Apr. 2nd, 2004

butterfly: (Kicking Ass - due South)
When I watch due South, I'm often taken off-guard by how pretty Benton Fraser is, no matter how often I've seen that episode. Such a beautiful man.
butterfly: (literary - Buffy)
We were amazingly busy today, so I ended up working an hour and a half over.

I am also sporting a painful cut on my finger. Cleaning grease traps is not my idea of a good time.

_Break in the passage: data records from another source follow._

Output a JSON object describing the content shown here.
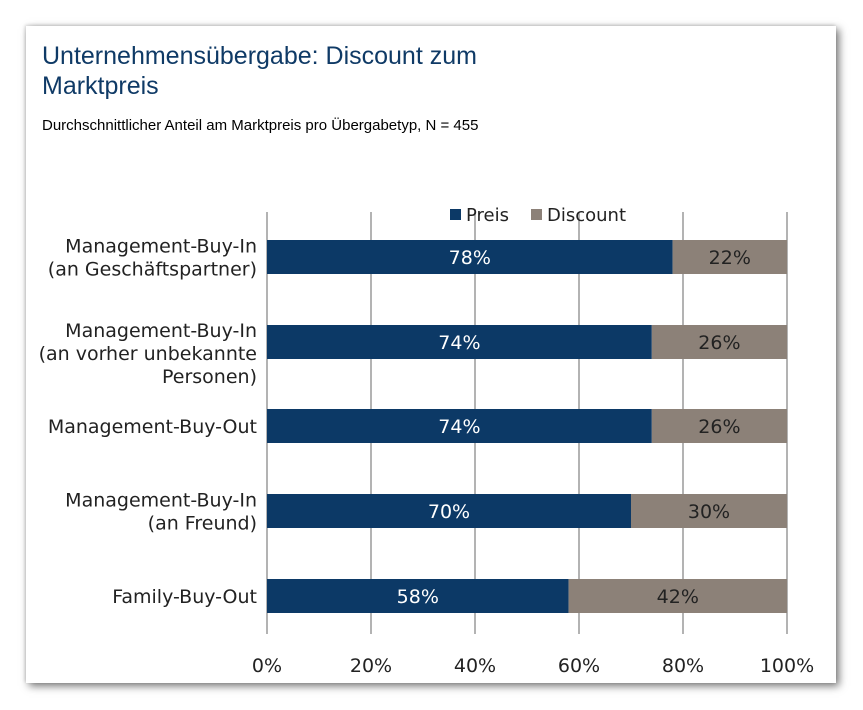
{
  "title": "Unternehmensübergabe: Discount zum Marktpreis",
  "subtitle": "Durchschnittlicher Anteil am Marktpreis pro Übergabetyp, N = 455",
  "colors": {
    "preis": "#0c3966",
    "discount": "#8c8178",
    "grid": "#8a8a8a",
    "title": "#0f3a66"
  },
  "chart_data": {
    "type": "bar",
    "orientation": "horizontal",
    "stacked": true,
    "categories": [
      [
        "Management-Buy-In",
        "(an Geschäftspartner)"
      ],
      [
        "Management-Buy-In",
        "(an vorher unbekannte",
        "Personen)"
      ],
      [
        "Management-Buy-Out"
      ],
      [
        "Management-Buy-In",
        "(an Freund)"
      ],
      [
        "Family-Buy-Out"
      ]
    ],
    "series": [
      {
        "name": "Preis",
        "values": [
          78,
          74,
          74,
          70,
          58
        ],
        "labels": [
          "78%",
          "74%",
          "74%",
          "70%",
          "58%"
        ]
      },
      {
        "name": "Discount",
        "values": [
          22,
          26,
          26,
          30,
          42
        ],
        "labels": [
          "22%",
          "26%",
          "26%",
          "30%",
          "42%"
        ]
      }
    ],
    "x_ticks": [
      "0%",
      "20%",
      "40%",
      "60%",
      "80%",
      "100%"
    ],
    "xlim": [
      0,
      100
    ],
    "grid": true,
    "legend": "top"
  }
}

Classes, on the other hand, were tons of fun. There was explaining and reading of Faust (which I don't like as much as Rousseau's Confessions, who may have been narcissistic, but was very interesting about it) and the very cute writing teacher remembered my name and told me that I stood out. In, you know, a good way. And she is very cute indeed.
butterfly: (Buffy fan)
Recently, I've been thinking about due South and Buffy the Vampire Slayer. In a way, the shows are strikingly similar -- each centers around the emotional journey of the main character. Every episode forwards that emotional journey. The end of each series has the hero leaving the place that they spent all of the show time in -- we see the entirety of their existence in that place, because the show is about how that place shapes and changes them.

More than that, Buffy and Fraser are very similar characters, especially in one very important aspect -- both of them inspire and empower others. And both Buffy and Fraser bend the rules of the universe in ways that others of that universe don't. Their power of belief causes shifts in reality. Because they will it, reality bends and the impossible is quite possible. Both of them believe in people as opposed to institutions. Each fell in love with someone on the wrong side of the moral spectrum and took the right steps to stop that person from causing evil.

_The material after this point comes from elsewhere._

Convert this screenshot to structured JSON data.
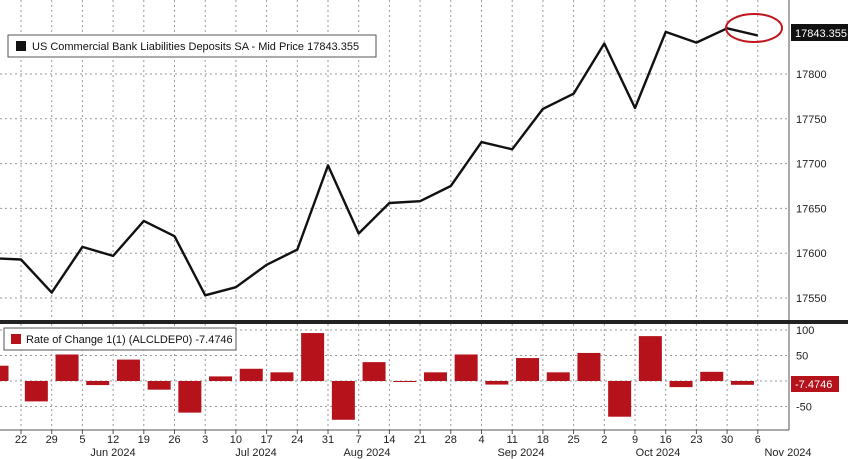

But they had different emotional journeys -- Buffy's story was one of a girl becoming a strong woman, while Fraser's was of a loner learning to make lasting connections. Still, both shows were a mix of humor and pathos (though dS leaned more towards humor), with BtVS adding the element of horror and dS using the cop show element.

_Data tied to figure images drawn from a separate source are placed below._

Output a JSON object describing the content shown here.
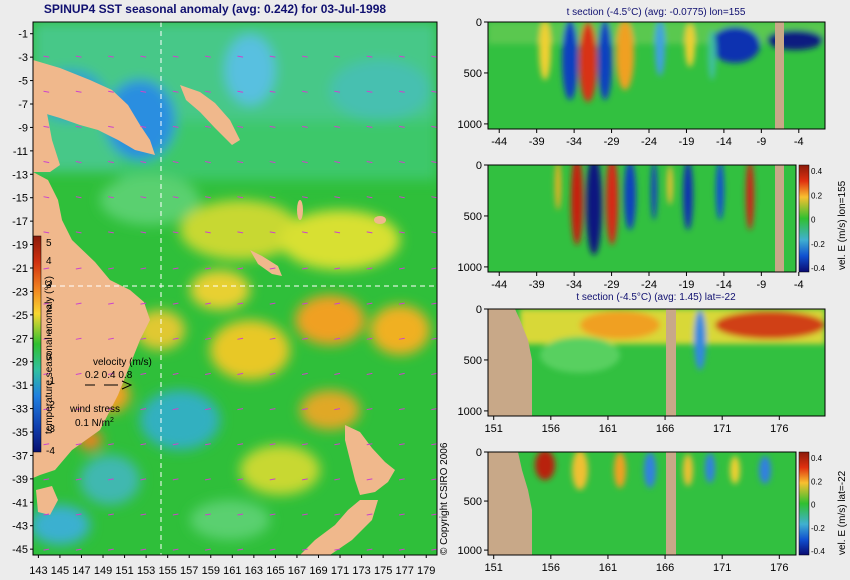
{
  "map": {
    "title": "SPINUP4 SST seasonal anomaly (avg: 0.242) for 03-Jul-1998",
    "x_ticks": [
      "143",
      "145",
      "147",
      "149",
      "151",
      "153",
      "155",
      "157",
      "159",
      "161",
      "163",
      "165",
      "167",
      "169",
      "171",
      "173",
      "175",
      "177",
      "179"
    ],
    "y_ticks": [
      "-1",
      "-3",
      "-5",
      "-7",
      "-9",
      "-11",
      "-13",
      "-15",
      "-17",
      "-19",
      "-21",
      "-23",
      "-25",
      "-27",
      "-29",
      "-31",
      "-33",
      "-35",
      "-37",
      "-39",
      "-41",
      "-43",
      "-45"
    ],
    "colorbar_ticks": [
      "5",
      "4",
      "3",
      "2",
      "1",
      "0",
      "-1",
      "-2",
      "-3",
      "-4"
    ],
    "colorbar_label": "temperature seasonal anomaly (°C)",
    "velocity_label": "velocity (m/s)",
    "velocity_values": "0.2 0.4 0.8",
    "wind_label": "wind stress",
    "wind_value": "0.1 N/m",
    "wind_value_sup": "2",
    "copyright": "© Copyright CSIRO 2006",
    "colors": {
      "land": "#f0b88c",
      "vector": "#cc44cc",
      "crosshair": "#ffffff"
    }
  },
  "chart_data": [
    {
      "type": "heatmap",
      "title": "SPINUP4 SST seasonal anomaly (avg: 0.242) for 03-Jul-1998",
      "xlim": [
        142.5,
        180
      ],
      "ylim": [
        -45.5,
        0
      ],
      "colorbar_range": [
        -4,
        5
      ],
      "colorbar_label": "temperature seasonal anomaly (°C)",
      "crosshair": {
        "lon": 155,
        "lat": -22
      },
      "grid": false
    },
    {
      "type": "heatmap",
      "title": "t section (-4.5°C) (avg: -0.0775) lon=155",
      "x_ticks": [
        -44,
        -39,
        -34,
        -29,
        -24,
        -19,
        -14,
        -9,
        -4
      ],
      "y_ticks": [
        0,
        500,
        1000
      ],
      "xlim": [
        -45.5,
        -0.5
      ],
      "ylim": [
        1050,
        0
      ]
    },
    {
      "type": "heatmap",
      "title": "",
      "x_ticks": [
        -44,
        -39,
        -34,
        -29,
        -24,
        -19,
        -14,
        -9,
        -4
      ],
      "y_ticks": [
        0,
        500,
        1000
      ],
      "xlim": [
        -45.5,
        -0.5
      ],
      "ylim": [
        1050,
        0
      ],
      "colorbar_ticks": [
        "0.4",
        "0.2",
        "0",
        "-0.2",
        "-0.4"
      ],
      "colorbar_label": "vel. E (m/s) lon=155"
    },
    {
      "type": "heatmap",
      "title": "t section (-4.5°C) (avg: 1.45) lat=-22",
      "x_ticks": [
        151,
        156,
        161,
        166,
        171,
        176
      ],
      "y_ticks": [
        0,
        500,
        1000
      ],
      "xlim": [
        150.5,
        180
      ],
      "ylim": [
        1050,
        0
      ]
    },
    {
      "type": "heatmap",
      "title": "",
      "x_ticks": [
        151,
        156,
        161,
        166,
        171,
        176
      ],
      "y_ticks": [
        0,
        500,
        1000
      ],
      "xlim": [
        150.5,
        180
      ],
      "ylim": [
        1050,
        0
      ],
      "colorbar_ticks": [
        "0.4",
        "0.2",
        "0",
        "-0.2",
        "-0.4"
      ],
      "colorbar_label": "vel. E (m/s) lat=-22"
    }
  ]
}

And both did a wonderful job at creating believable people. People that you not only knew but wanted to know. People worth caring about, warts and all. They had relationships with thorns and emotional pains that didn't just disappear. And they had a driving emotional focus. Most shows don't have that, don't have a single emotional journey that resonates above anything else in the series. I really enjoyed Angel, but I've never felt the same kind of continual forward motion from it -- Buffy and Fraser were traveling on a set emotional journey, exploration of person in place. We saw the completion of their journey in that place and we saw them move on from it. Will Angel move on from L.A. when Angel is over? When all is said and done, AtS might end in the same fashion. We don't know that yet.